Posted in: BBC, Doctor Who, TV | Tagged: bbc, doctor who, jenna coleman, peter capaldi, steven moffat
Doctor Who: A Look at Peter Capaldi's Flawed, Fascinating First Season
And now, a supercut of Season 8 of Doctor Who, the Twelfth Doctor's (Peter Capaldi) first season. New Doctor, new feel, new season-long theme, and arc. That's the beauty of Doctor Who – the basic premise of the show remains the same, but each new Doctor and cast let the showrunner make a completely new show in their own image.
It's a flawed season, to be quite frank. For all the interesting experiments like the one exploring Fear as an abstract concept, there's the episode about the moon that many viewers think might be the worst episode of this era, especially it defies all the laws of Physics. There's an attempt to expand Clara's (Jenna Coleman)'s life by giving her a life outside the TARDIS by giving her a job teaching at the Cole Hill School and a boyfriend. Danny Pink (Samuel Anderson) was a character who didn't quite work because he was written from the outside as a foil for Clara and the Doctor
The recurring theme of this season was of the place of soldiers – soldiers recovering from war (Danny Pink and his PTSD), reformed soldiers (Rusty the Dalek), soldiers om search of a mission (the mummy on the Orient Express), soldiers used for a new war (the Cybermen commanded by Missy), and the Doctor, an ex-soldier refusing to take up arms again to reassert his pacifism.
Moffat's real experiment of this season was the Doctor himself.

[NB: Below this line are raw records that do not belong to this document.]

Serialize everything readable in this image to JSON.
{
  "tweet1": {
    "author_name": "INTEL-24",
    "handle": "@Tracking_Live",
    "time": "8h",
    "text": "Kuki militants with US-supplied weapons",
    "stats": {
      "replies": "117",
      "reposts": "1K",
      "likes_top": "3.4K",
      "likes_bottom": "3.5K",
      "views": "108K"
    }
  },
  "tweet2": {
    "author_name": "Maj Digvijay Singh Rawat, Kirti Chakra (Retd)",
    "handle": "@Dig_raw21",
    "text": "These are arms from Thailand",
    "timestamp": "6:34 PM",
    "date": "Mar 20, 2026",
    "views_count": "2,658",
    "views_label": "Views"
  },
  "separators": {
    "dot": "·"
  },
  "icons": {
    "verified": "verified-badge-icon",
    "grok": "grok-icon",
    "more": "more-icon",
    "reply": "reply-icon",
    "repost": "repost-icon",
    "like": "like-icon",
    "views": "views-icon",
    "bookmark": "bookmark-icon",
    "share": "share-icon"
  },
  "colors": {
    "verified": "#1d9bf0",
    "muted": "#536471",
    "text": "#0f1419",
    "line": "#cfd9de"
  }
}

With Capaldi, he could explore the question of who the character was and what he stood for. Moffat and Capaldi conducted a commentary on past incarnations in comparison to the new one, examining the Doctor's dark side more than previous versions, referencing the First Doctor's menace and prickliness and going even deeper, daring to make him unlikeable and even unsympathetic at times. Capaldi's performance frequently suggests his Doctor's lack of social graces and unease with emotion comes from being on the autism spectrum as he struggles to understand what kind of man he is before he figures it out at the end of the season. The next season seemed to be a course correction with a hipper, "Rock-n-Roll" Doctor, and Season 10 saw a "purer" classic Doctor unencumbered by the emotional baggage of Season 8 or 9. Capaldi was a different Doctor in each of his 3 seasons and his hair expressed that – he had short hair in Season 8, slightly longer hair in Season 9, and wilder hair in Season 10.
Capaldi was the finest actor to ever lead the show, and Moffat seemed to know it. He threw all kinds of things at him to act, including some of his finest speeches, starting with Season 8. It's too bad fans overlooked Capaldi's run because he wasn't a handsome young boyfriend substitute for female fans anymore. His run featured some of the most ambitious and emotionally complex stories Moffat ever wrote for Doctor Who. You could say it was the last hurrah in many ways.